6. Il motivo è inammissibile.

Va preliminarmente osservato che questa Corte ha già avuto modo di affermare che, anche ove sia dedotta dal richiedente una effettiva e significativa compromissione dei diritti fondamentali inviolabili nel paese d’origine, pur dovendosi partire, nella valutazione di vulnerabilità, dalla situazione oggettiva di tale paese, questa deve essere necessariamente correlata alla condizione personale che ha determinato la ragione della partenza. Infatti, ove si prescindesse dalla vicenda personale del richiedente, si finirebbe per prendere in considerazione non già la situazione particolare del singolo soggetto, ma piuttosto quella del suo paese d’origine in termini del tutto generali ed astratti, e ciò in contrasto con il parametro normativo di cui al D.Lgs. n. 286 del 1998, art. 5, comma 6 (in questi termini Cass. n. 4455 del 23/02/2018).

Nel caso di specie, la violazione dei dritti fondamentali è stata dedotta con riferimento alla legislazione repressiva del Gambia riguardante le persone omosessuali e o gli atti omosessuali, profili inconferenti una volta che il racconto del richiedente non è stato ritenuto credibile.

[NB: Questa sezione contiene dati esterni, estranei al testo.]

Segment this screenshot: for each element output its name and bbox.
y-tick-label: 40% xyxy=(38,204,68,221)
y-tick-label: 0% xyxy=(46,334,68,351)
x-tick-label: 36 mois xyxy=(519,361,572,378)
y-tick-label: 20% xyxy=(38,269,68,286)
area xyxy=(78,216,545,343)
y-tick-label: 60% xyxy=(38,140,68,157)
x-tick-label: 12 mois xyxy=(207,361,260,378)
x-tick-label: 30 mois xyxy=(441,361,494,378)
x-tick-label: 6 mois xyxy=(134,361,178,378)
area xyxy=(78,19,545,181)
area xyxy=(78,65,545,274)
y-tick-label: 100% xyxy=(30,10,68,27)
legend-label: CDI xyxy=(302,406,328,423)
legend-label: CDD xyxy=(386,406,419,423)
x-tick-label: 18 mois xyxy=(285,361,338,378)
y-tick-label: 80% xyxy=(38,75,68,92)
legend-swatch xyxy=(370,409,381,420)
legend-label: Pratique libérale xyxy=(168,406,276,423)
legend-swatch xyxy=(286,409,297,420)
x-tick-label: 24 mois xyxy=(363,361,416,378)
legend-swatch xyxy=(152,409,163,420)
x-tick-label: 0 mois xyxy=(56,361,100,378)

Infine, le censure del ricorrente in ordine al suo livello di integrazione raggiunto in Italia sono del tutto irrilevanti, avendo questa Corte già affermato che il livello di integrazione raggiunto dall’odierno ricorrente nel paese d’accoglienza è un elemento che può essere sì considerato in una valutazione comparativa al fine di verificare la sussistenza della situazione di vulnerabilità, ma non può, tuttavia, da solo esaurirne il contenuto (vedi sempre Cass. n. 4455 del 23/02/2018).

7. Con il quarto motivo è stata dedotta la violazione del D.P.R. n. 115 del 2002, art. 136, in relazione alla revoca dell’ammissione del ricorrente al patrocinio a spese dello Stato.

8. Il motivo è inammissibile.

Va osservato che questa Corte ha più volte affermato che la revoca dell’ammissione al patrocinio a spese dello Stato, adottata con la sentenza che definisce il giudizio di appello, anzichè con separato decreto, come previsto dal D.P.R. n. 115 del 2002, art. 136, non comporta mutamenti nel regime impugnatorio, che resta quello, ordinario e generale, dell’opposizione ex art. 170 della stesso D.P.R.. Si deve quindi escludere che la pronuncia sulla revoca, in quanto adottata con sentenza, sia, per ciò solo, impugnabile immediatamente con il ricorso per cassazione, rimedio previsto solo per l’ipotesi contemplata dall’art. 113 del D.P.R. citato (Cass. 29288/2017; coni. Cass. n. 30282018 e n. 32028/2018).

Ne consegue che il ricorrente avrebbe dovuto promuovere tempestivamente lo speciale procedimento di opposizione D.P.R. n. 115 del 2002, ex art. 170 e non attendere la proposizione del ricorso per cassazione.

La declaratoria di inammissibilità del ricorso non comporta comunque la condanna del ricorrente al pagamento delle spese processuali, non essendosi il Ministero dell’Interno costituito in giudizio.

P.Q.M.

Dichiara inammissibile il ricorso.

Ai sensi del D.P.R. n. 115 del 2002, art. 13, comma 1 quater, dà atto della sussistenza dei presupposti per il versamento da parte del ricorrente dell’ulteriore importo a titolo di contributo unificato pari a quello, se dovuto, del ricorso principale, a norma dello stesso art. 13, comma 1 bis.

Così deciso in Roma, il 25 novembre 2019.